US-backed ceasefire crumbles as Nagorno-Karabakh fighting resumes

Armenian Prime Minister Nikol Pashinyan said he did not believe Azerbaijan was interested in a peaceful resolution to the conflict.

HICRAN QULIYEVA stands in front of her house in Ganja, Azerbaijan, on Saturday, after it was hit by a rocket during the fighting over Nagorno-Karabakh.  (photo credit: REUTERS)
HICRAN QULIYEVA stands in front of her house in Ganja, Azerbaijan, on Saturday, after it was hit by a rocket during the fighting over Nagorno-Karabakh.
(photo credit: REUTERS)
A US-backed ceasefire in Nagorno-Karabakh was in jeopardy on Monday as Azerbaijan and ethnic Armenian forces renewed fighting in the mountain enclave, defying international efforts to end a conflict that has killed hundreds in the last month.

Azeri President Ilham Aliyev said in a televised address that he wanted to resolve the conflict "by political and military means" after both sides accused each other of breaking a truce agreed hours earlier in Washington.

Speaking live on Facebook later on Monday, Armenian Prime Minister Nikol Pashinyan said he did not believe Azerbaijan was interested in a peaceful resolution to the conflict. "The Armenian people are ready for mutual concessions, even painful ones, but not for the capitulation of Karabakh," he said.

The latest fighting in Nagorno-Karabakh, a mountainous part of Azerbaijan populated and controlled by ethnic Armenians, erupted on September 27 and is the worst in the South Caucasus since the 1990s. Two Russian-brokered ceasefires have failed to hold.

World powers want to prevent a wider war that might draw in Turkey, which voices strong support for Azerbaijan, and Russia, which has a defense pact with Armenia. The conflict, close to pipelines that carry Azeri oil and gas to international markets, has also strained relations between Ankara and its NATO allies.

A third ceasefire since October 10 was agreed on Sunday after separate talks in Washington between US Secretary of State Mike Pompeo and the foreign ministers of Armenia and Azerbaijan.

Within minutes of its coming into force at 8 a.m. (0400 GMT), Azerbaijan's defense ministry said in a statement that Armenian forces had shelled villages in the Terter and Lachin regions, located at opposite ends of the conflict zone.

Authorities in Nagorno-Karabakh denied this.

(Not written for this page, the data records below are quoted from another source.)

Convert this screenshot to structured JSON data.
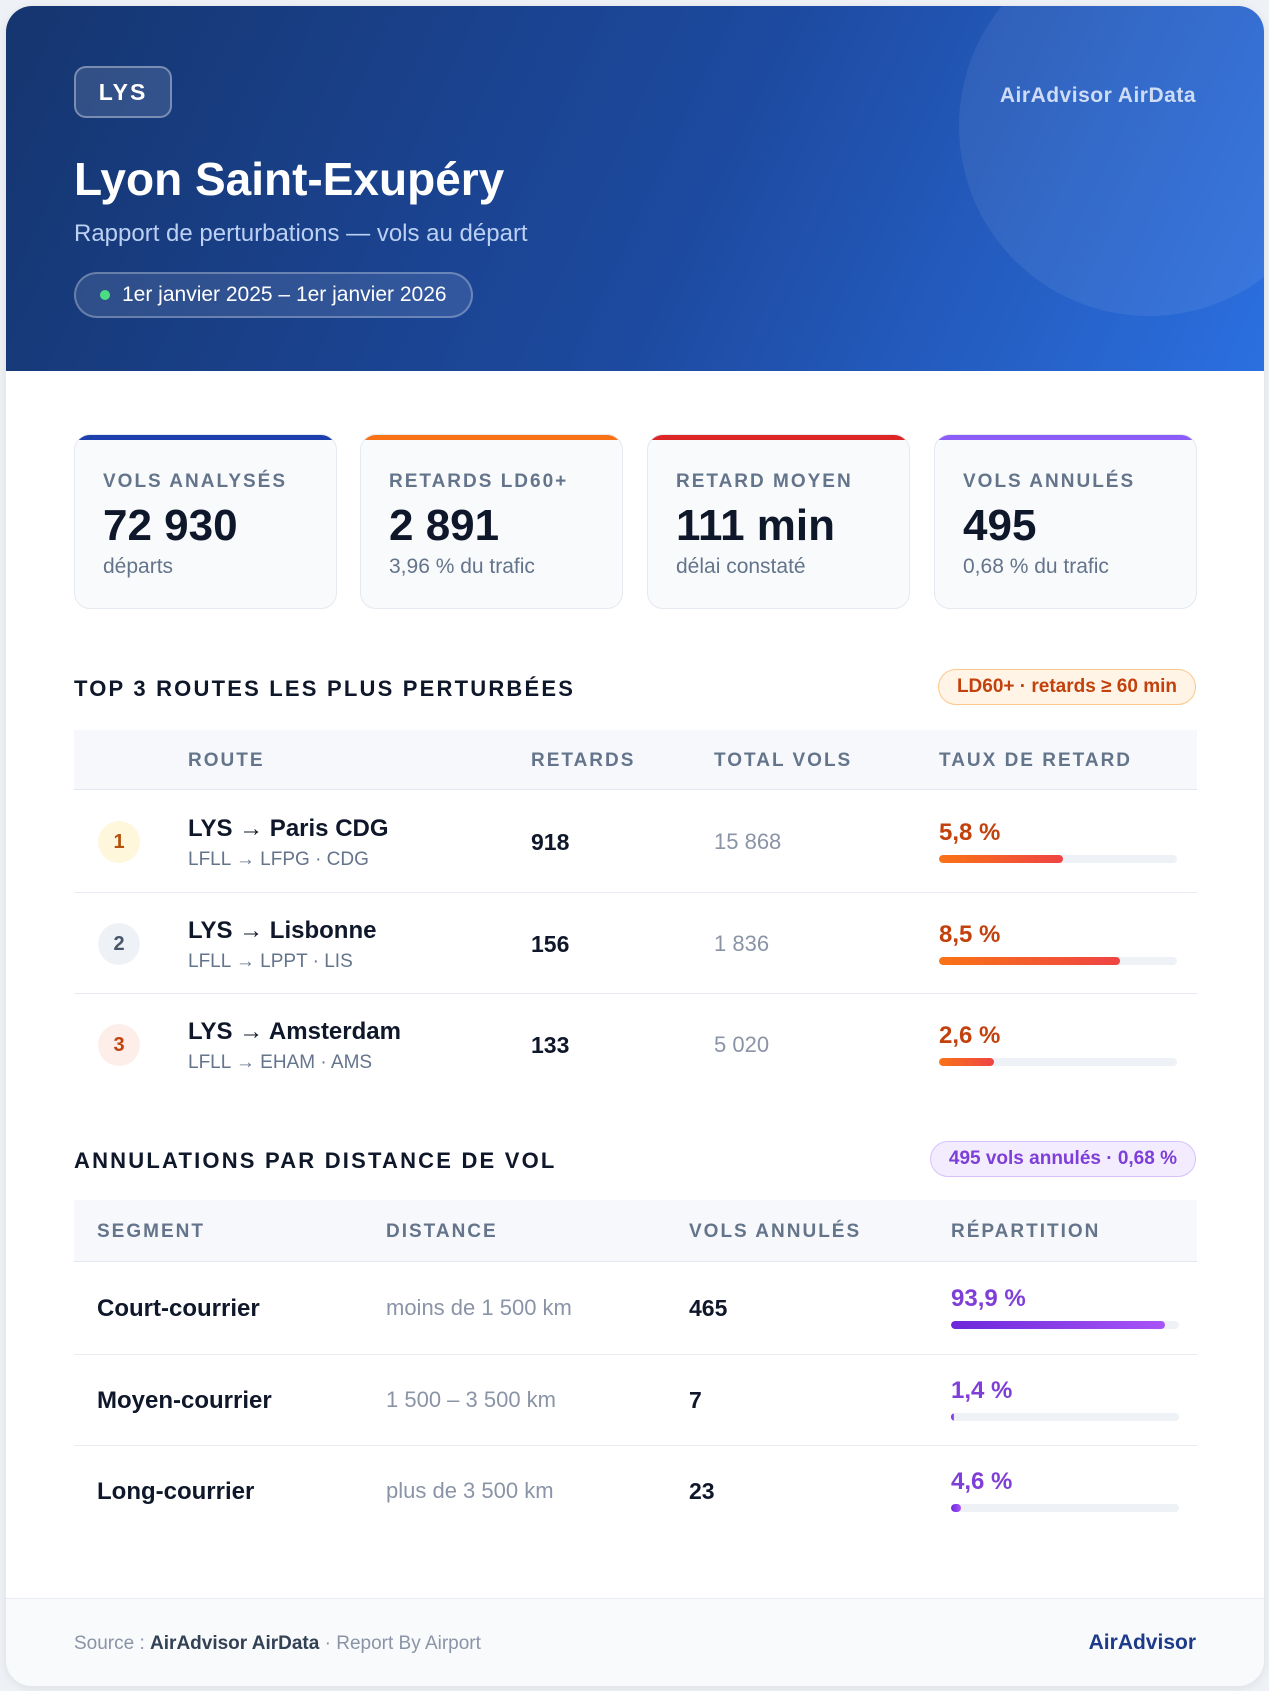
{
  "header": {
    "code": "LYS",
    "brand": "AirAdvisor AirData",
    "title": "Lyon Saint-Exupéry",
    "subtitle": "Rapport de perturbations — vols au départ",
    "period": "1er janvier 2025 – 1er janvier 2026"
  },
  "stats": [
    {
      "label": "VOLS ANALYSÉS",
      "value": "72 930",
      "sub": "départs",
      "color": "#1e40af"
    },
    {
      "label": "RETARDS LD60+",
      "value": "2 891",
      "sub": "3,96 % du trafic",
      "color": "#f97316"
    },
    {
      "label": "RETARD MOYEN",
      "value": "111 min",
      "sub": "délai constaté",
      "color": "#dc2626"
    },
    {
      "label": "VOLS ANNULÉS",
      "value": "495",
      "sub": "0,68 % du trafic",
      "color": "#8b5cf6"
    }
  ],
  "routes_section": {
    "title": "TOP 3 ROUTES LES PLUS PERTURBÉES",
    "tag": "LD60+ · retards ≥ 60 min",
    "headers": {
      "route": "ROUTE",
      "delays": "RETARDS",
      "total": "TOTAL VOLS",
      "rate": "TAUX DE RETARD"
    },
    "rows": [
      {
        "rank": "1",
        "route": "LYS → Paris CDG",
        "codes": "LFLL → LFPG · CDG",
        "delays": "918",
        "total": "15 868",
        "rate": "5,8 %",
        "rate_value": 5.8,
        "rank_bg": "#fef7dc",
        "rank_color": "#b45309"
      },
      {
        "rank": "2",
        "route": "LYS → Lisbonne",
        "codes": "LFLL → LPPT · LIS",
        "delays": "156",
        "total": "1 836",
        "rate": "8,5 %",
        "rate_value": 8.5,
        "rank_bg": "#eef2f7",
        "rank_color": "#475569"
      },
      {
        "rank": "3",
        "route": "LYS → Amsterdam",
        "codes": "LFLL → EHAM · AMS",
        "delays": "133",
        "total": "5 020",
        "rate": "2,6 %",
        "rate_value": 2.6,
        "rank_bg": "#fdeee9",
        "rank_color": "#c2410c"
      }
    ]
  },
  "cancel_section": {
    "title": "ANNULATIONS PAR DISTANCE DE VOL",
    "tag": "495 vols annulés · 0,68 %",
    "headers": {
      "segment": "SEGMENT",
      "distance": "DISTANCE",
      "cancelled": "VOLS ANNULÉS",
      "share": "RÉPARTITION"
    },
    "rows": [
      {
        "segment": "Court-courrier",
        "distance": "moins de 1 500 km",
        "cancelled": "465",
        "share": "93,9 %",
        "share_value": 93.9
      },
      {
        "segment": "Moyen-courrier",
        "distance": "1 500 – 3 500 km",
        "cancelled": "7",
        "share": "1,4 %",
        "share_value": 1.4
      },
      {
        "segment": "Long-courrier",
        "distance": "plus de 3 500 km",
        "cancelled": "23",
        "share": "4,6 %",
        "share_value": 4.6
      }
    ]
  },
  "footer": {
    "source_prefix": "Source :",
    "source_name": "AirAdvisor AirData",
    "source_suffix": "· Report By Airport",
    "brand": "AirAdvisor"
  },
  "colors": {
    "rate_text": "#c2410c",
    "share_text": "#7e3ed8"
  }
}
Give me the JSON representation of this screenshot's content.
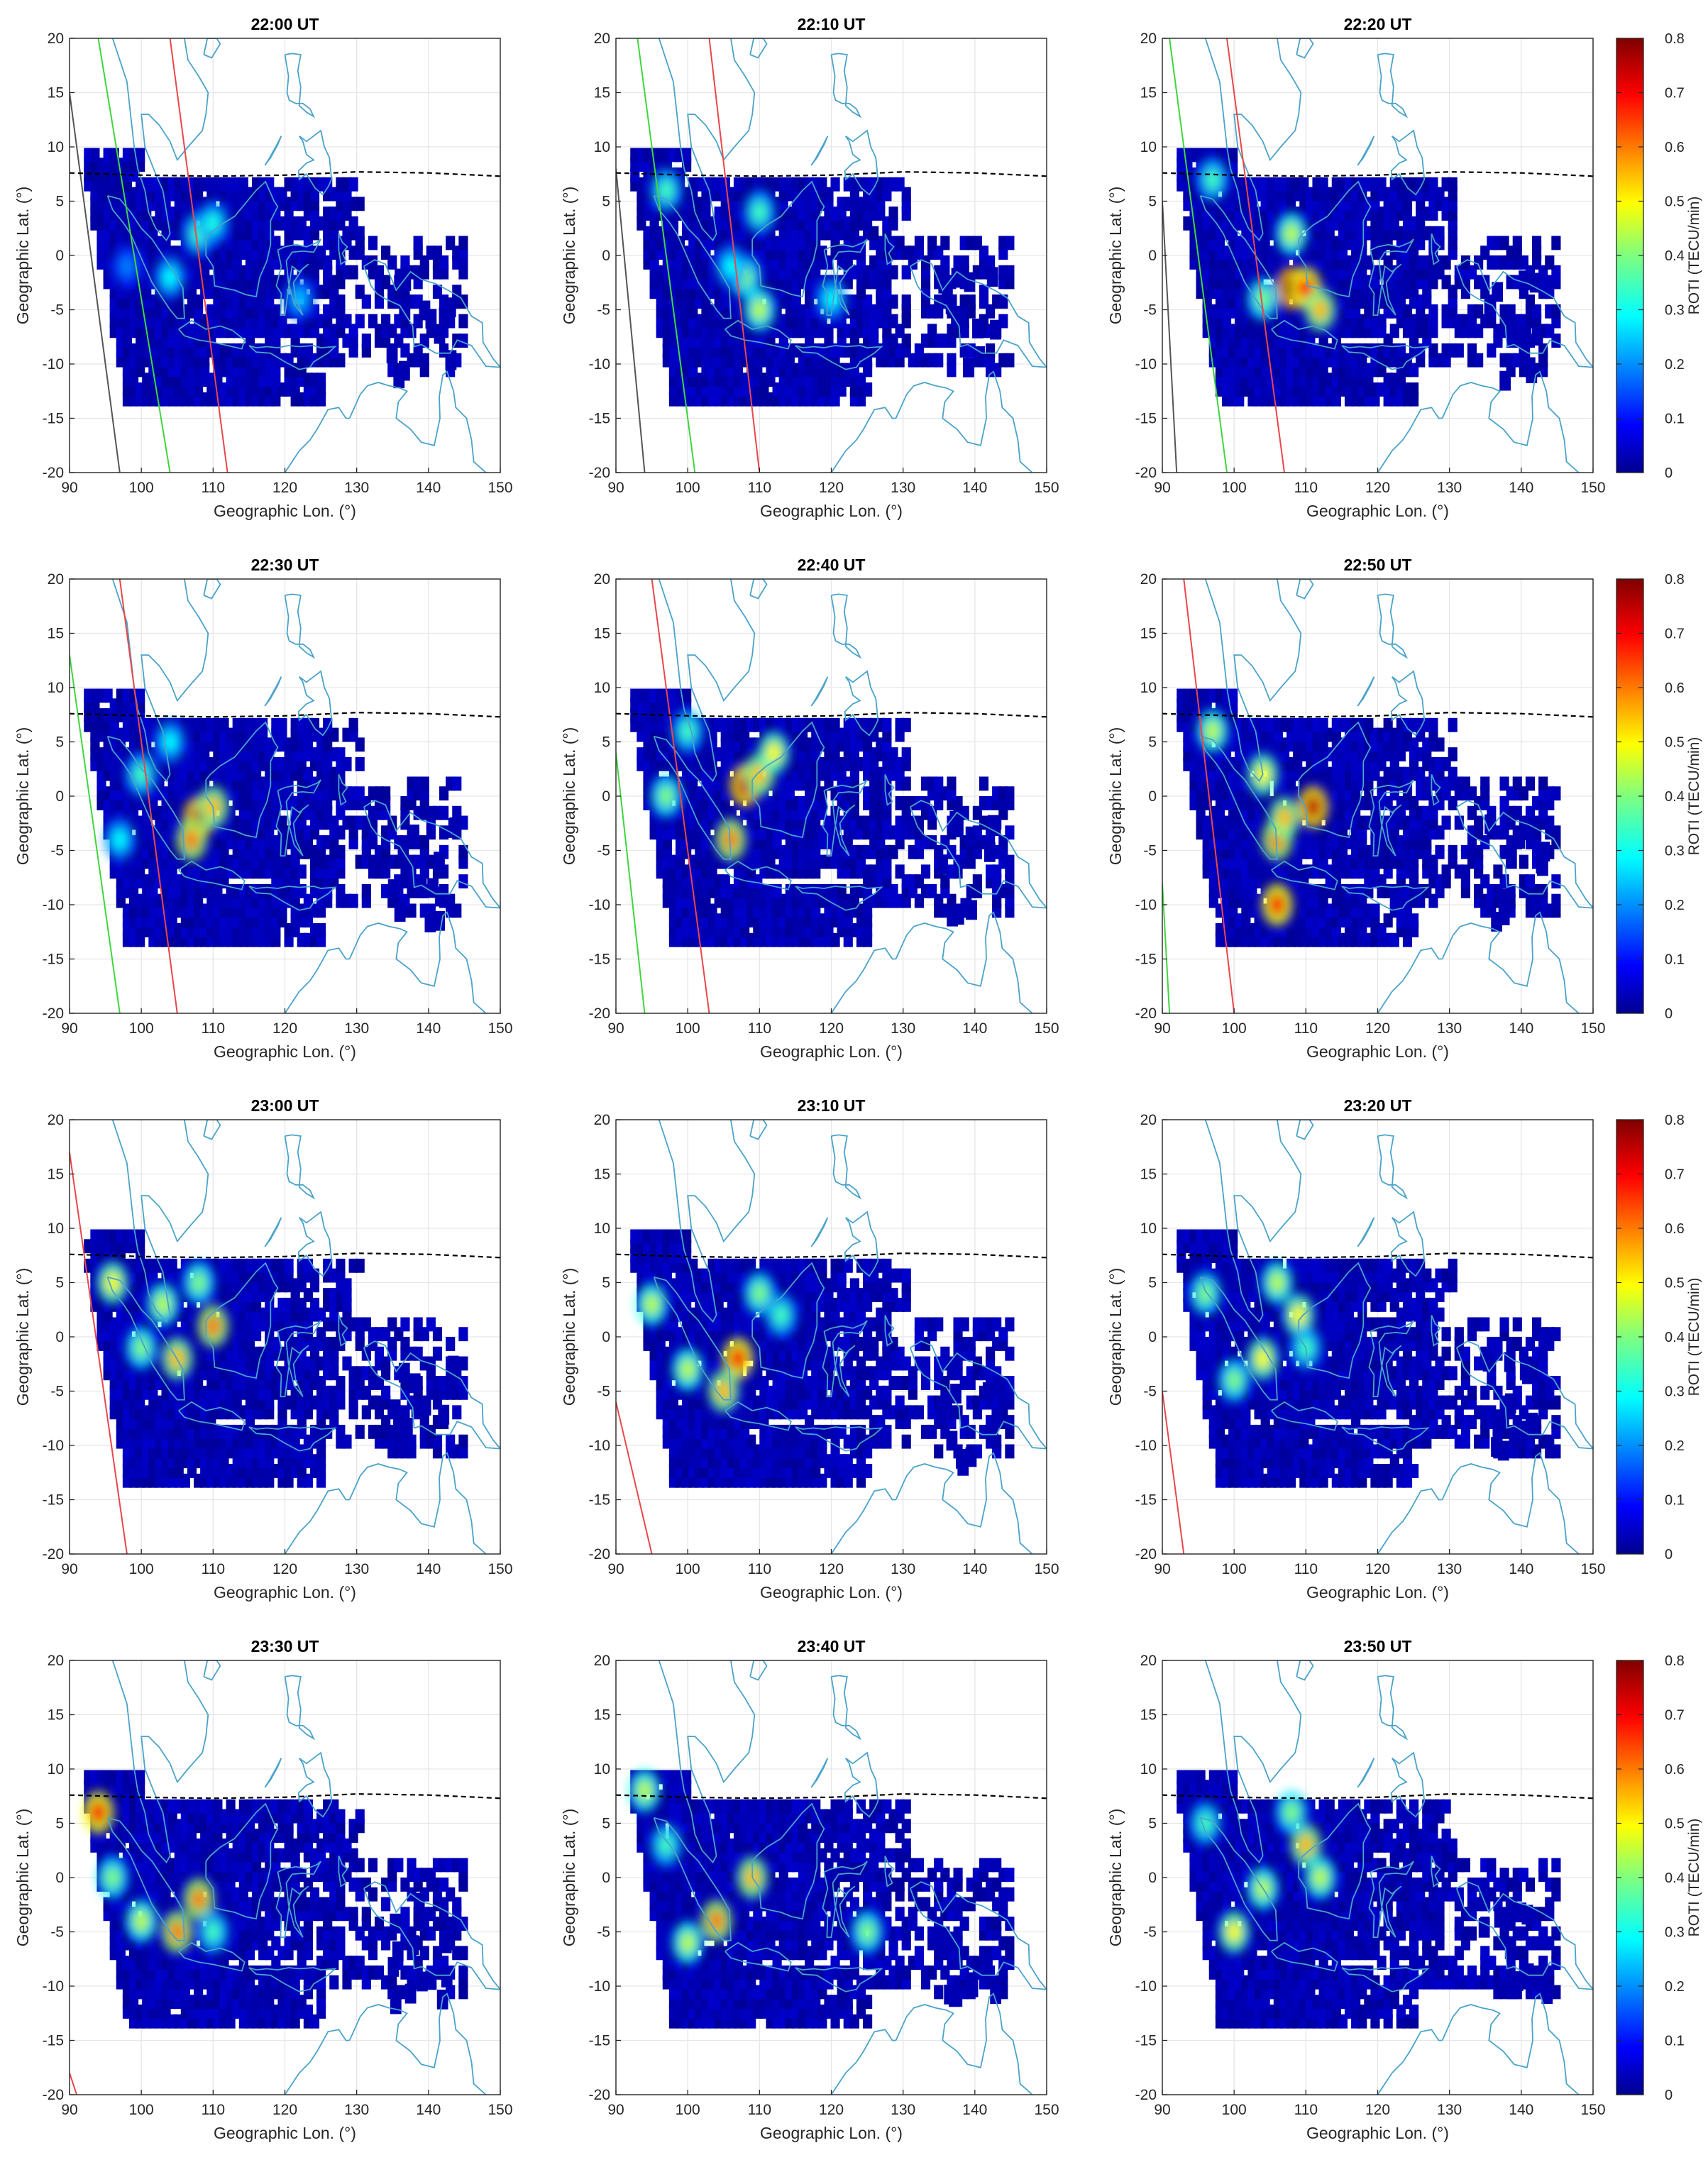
{
  "figure": {
    "panel_titles": [
      "22:00 UT",
      "22:10 UT",
      "22:20 UT",
      "22:30 UT",
      "22:40 UT",
      "22:50 UT",
      "23:00 UT",
      "23:10 UT",
      "23:20 UT",
      "23:30 UT",
      "23:40 UT",
      "23:50 UT"
    ],
    "colorbar": {
      "label": "ROTI (TECU/min)",
      "range": [
        0,
        0.8
      ],
      "ticks": [
        "0",
        "0.1",
        "0.2",
        "0.3",
        "0.4",
        "0.5",
        "0.6",
        "0.7",
        "0.8"
      ],
      "colormap": "jet"
    }
  },
  "chart_data": {
    "type": "heatmap",
    "description_layout": "4 rows x 3 columns of maps, colorbar on right of each row",
    "xlabel": "Geographic Lon. (°)",
    "ylabel": "Geographic Lat. (°)",
    "xlim": [
      90,
      150
    ],
    "ylim": [
      -20,
      20
    ],
    "xticks": [
      90,
      100,
      110,
      120,
      130,
      140,
      150
    ],
    "yticks": [
      -20,
      -15,
      -10,
      -5,
      0,
      5,
      10,
      15,
      20
    ],
    "grid": true,
    "colors": {
      "coastline": "#4aa3c9",
      "magnetic_equator": "#000000",
      "terminator_red": "#e8474b",
      "terminator_green": "#3fd63f",
      "terminator_gray": "#555555"
    },
    "magnetic_equator": [
      [
        90,
        7.6
      ],
      [
        100,
        7.4
      ],
      [
        110,
        7.3
      ],
      [
        120,
        7.4
      ],
      [
        130,
        7.7
      ],
      [
        140,
        7.6
      ],
      [
        150,
        7.3
      ]
    ],
    "panels": [
      {
        "time": "22:00 UT",
        "lines": [
          {
            "color": "red",
            "pts": [
              [
                104,
                20
              ],
              [
                112,
                -20
              ]
            ]
          },
          {
            "color": "green",
            "pts": [
              [
                94,
                20
              ],
              [
                104,
                -20
              ]
            ]
          },
          {
            "color": "gray",
            "pts": [
              [
                90,
                15
              ],
              [
                97,
                -20
              ]
            ]
          }
        ],
        "hotspots": [
          [
            108,
            2,
            0.35
          ],
          [
            104,
            -2,
            0.3
          ],
          [
            110,
            3,
            0.32
          ],
          [
            98,
            -1,
            0.2
          ],
          [
            122,
            -4,
            0.25
          ]
        ]
      },
      {
        "time": "22:10 UT",
        "lines": [
          {
            "color": "red",
            "pts": [
              [
                103,
                20
              ],
              [
                110,
                -20
              ]
            ]
          },
          {
            "color": "green",
            "pts": [
              [
                93,
                20
              ],
              [
                101,
                -20
              ]
            ]
          },
          {
            "color": "gray",
            "pts": [
              [
                90,
                8
              ],
              [
                94,
                -20
              ]
            ]
          }
        ],
        "hotspots": [
          [
            97,
            6,
            0.35
          ],
          [
            108,
            -2,
            0.4
          ],
          [
            110,
            4,
            0.35
          ],
          [
            106,
            -1,
            0.3
          ],
          [
            120,
            -4,
            0.3
          ],
          [
            110,
            -5,
            0.45
          ]
        ]
      },
      {
        "time": "22:20 UT",
        "lines": [
          {
            "color": "red",
            "pts": [
              [
                99,
                20
              ],
              [
                107,
                -20
              ]
            ]
          },
          {
            "color": "green",
            "pts": [
              [
                91,
                20
              ],
              [
                99,
                -20
              ]
            ]
          },
          {
            "color": "gray",
            "pts": [
              [
                90,
                5
              ],
              [
                92,
                -20
              ]
            ]
          }
        ],
        "hotspots": [
          [
            108,
            -3,
            0.8
          ],
          [
            110,
            -3,
            0.7
          ],
          [
            108,
            2,
            0.45
          ],
          [
            97,
            7,
            0.35
          ],
          [
            104,
            -4,
            0.4
          ],
          [
            112,
            -5,
            0.55
          ]
        ]
      },
      {
        "time": "22:30 UT",
        "lines": [
          {
            "color": "red",
            "pts": [
              [
                97,
                20
              ],
              [
                105,
                -20
              ]
            ]
          },
          {
            "color": "green",
            "pts": [
              [
                90,
                13
              ],
              [
                97,
                -20
              ]
            ]
          }
        ],
        "hotspots": [
          [
            108,
            -2,
            0.75
          ],
          [
            107,
            -4,
            0.6
          ],
          [
            110,
            -1,
            0.55
          ],
          [
            100,
            2,
            0.35
          ],
          [
            104,
            5,
            0.3
          ],
          [
            97,
            -4,
            0.3
          ]
        ]
      },
      {
        "time": "22:40 UT",
        "lines": [
          {
            "color": "red",
            "pts": [
              [
                95,
                20
              ],
              [
                103,
                -20
              ]
            ]
          },
          {
            "color": "green",
            "pts": [
              [
                90,
                4
              ],
              [
                94,
                -20
              ]
            ]
          }
        ],
        "hotspots": [
          [
            108,
            1,
            0.75
          ],
          [
            106,
            -4,
            0.6
          ],
          [
            110,
            2,
            0.55
          ],
          [
            100,
            6,
            0.35
          ],
          [
            112,
            4,
            0.5
          ],
          [
            97,
            0,
            0.4
          ]
        ]
      },
      {
        "time": "22:50 UT",
        "lines": [
          {
            "color": "red",
            "pts": [
              [
                93,
                20
              ],
              [
                100,
                -20
              ]
            ]
          },
          {
            "color": "green",
            "pts": [
              [
                90,
                -8
              ],
              [
                91,
                -20
              ]
            ]
          }
        ],
        "hotspots": [
          [
            111,
            -1,
            0.75
          ],
          [
            106,
            -4,
            0.6
          ],
          [
            104,
            2,
            0.5
          ],
          [
            97,
            6,
            0.45
          ],
          [
            107,
            -2,
            0.55
          ],
          [
            106,
            -10,
            0.7
          ]
        ]
      },
      {
        "time": "23:00 UT",
        "lines": [
          {
            "color": "red",
            "pts": [
              [
                90,
                17
              ],
              [
                98,
                -20
              ]
            ]
          }
        ],
        "hotspots": [
          [
            110,
            1,
            0.6
          ],
          [
            105,
            -2,
            0.55
          ],
          [
            96,
            5,
            0.5
          ],
          [
            103,
            3,
            0.45
          ],
          [
            100,
            -1,
            0.4
          ],
          [
            108,
            5,
            0.4
          ]
        ]
      },
      {
        "time": "23:10 UT",
        "lines": [
          {
            "color": "red",
            "pts": [
              [
                90,
                -6
              ],
              [
                95,
                -20
              ]
            ]
          }
        ],
        "hotspots": [
          [
            107,
            -2,
            0.7
          ],
          [
            105,
            -5,
            0.55
          ],
          [
            95,
            3,
            0.45
          ],
          [
            100,
            -3,
            0.45
          ],
          [
            110,
            4,
            0.4
          ],
          [
            113,
            2,
            0.35
          ]
        ]
      },
      {
        "time": "23:20 UT",
        "lines": [
          {
            "color": "red",
            "pts": [
              [
                90,
                -5
              ],
              [
                93,
                -20
              ]
            ]
          }
        ],
        "hotspots": [
          [
            104,
            -2,
            0.5
          ],
          [
            109,
            2,
            0.5
          ],
          [
            96,
            4,
            0.4
          ],
          [
            100,
            -4,
            0.4
          ],
          [
            110,
            -1,
            0.35
          ],
          [
            106,
            5,
            0.45
          ]
        ]
      },
      {
        "time": "23:30 UT",
        "lines": [
          {
            "color": "red",
            "pts": [
              [
                90,
                -18
              ],
              [
                91,
                -20
              ]
            ]
          }
        ],
        "hotspots": [
          [
            105,
            -5,
            0.6
          ],
          [
            94,
            6,
            0.7
          ],
          [
            108,
            -2,
            0.6
          ],
          [
            100,
            -4,
            0.45
          ],
          [
            96,
            0,
            0.4
          ],
          [
            110,
            -5,
            0.35
          ]
        ]
      },
      {
        "time": "23:40 UT",
        "lines": [],
        "hotspots": [
          [
            104,
            -4,
            0.6
          ],
          [
            109,
            0,
            0.55
          ],
          [
            94,
            8,
            0.45
          ],
          [
            100,
            -6,
            0.45
          ],
          [
            125,
            -5,
            0.4
          ],
          [
            97,
            3,
            0.35
          ]
        ]
      },
      {
        "time": "23:50 UT",
        "lines": [],
        "hotspots": [
          [
            100,
            -5,
            0.5
          ],
          [
            110,
            3,
            0.55
          ],
          [
            104,
            -1,
            0.45
          ],
          [
            96,
            5,
            0.35
          ],
          [
            112,
            0,
            0.45
          ],
          [
            108,
            6,
            0.4
          ]
        ]
      }
    ]
  }
}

Arayik Harutyunyan, president of the ethnic Armenian enclave, said in a statement that Azeri forces resumed attacks along the entire line of contact in the second half of the day.

Pompeo is now in India on the first leg of a five-day Asian trip.

The OSCE Minsk Group, formed to mediate the conflict and led by France, Russia and the United States, also participated in Sunday's talks and is scheduled to meet the Armenian and Azeri foreign ministers again in Geneva on October 29.

'HOW LONG CAN YOU NEGOTIATE?'

About 30,000 people were killed in the 1991-94 war over Nagorno-Karabakh, which Armenians regard as part of their historic homeland and Azeris consider to be illegally occupied land that must be returned to their control.

In Monday's address, Aliyev criticized the OSCE Minsk Group.

"For almost 30 years, the Minsk Group co-chairs have tried to reconcile Azerbaijan with the process of freezing the conflict, but we have created a new reality," he said. "We are fed up with these negotiations. How long can you negotiate?"

The office of Artak Beglaryan, Nagorno-Karabakh's human rights ombudsman, said 90,000 residents, or 60% of the enclave's population, had fled their homes for locations elsewhere in Nagorno-Karabakh or Armenia.

The ombudsman's office said one civilian was killed and two wounded in a missile strike on the village of Avetaranots on Monday. This was denied by Azerbaijan's defense ministry.

In all, 41 civilians in Nagorno-Karabakh and 974 servicemen had been killed, the ombudsman's office said. Azerbaijan says that 65 Azeri civilians have been killed and 297 wounded. It has not disclosed its military casualties.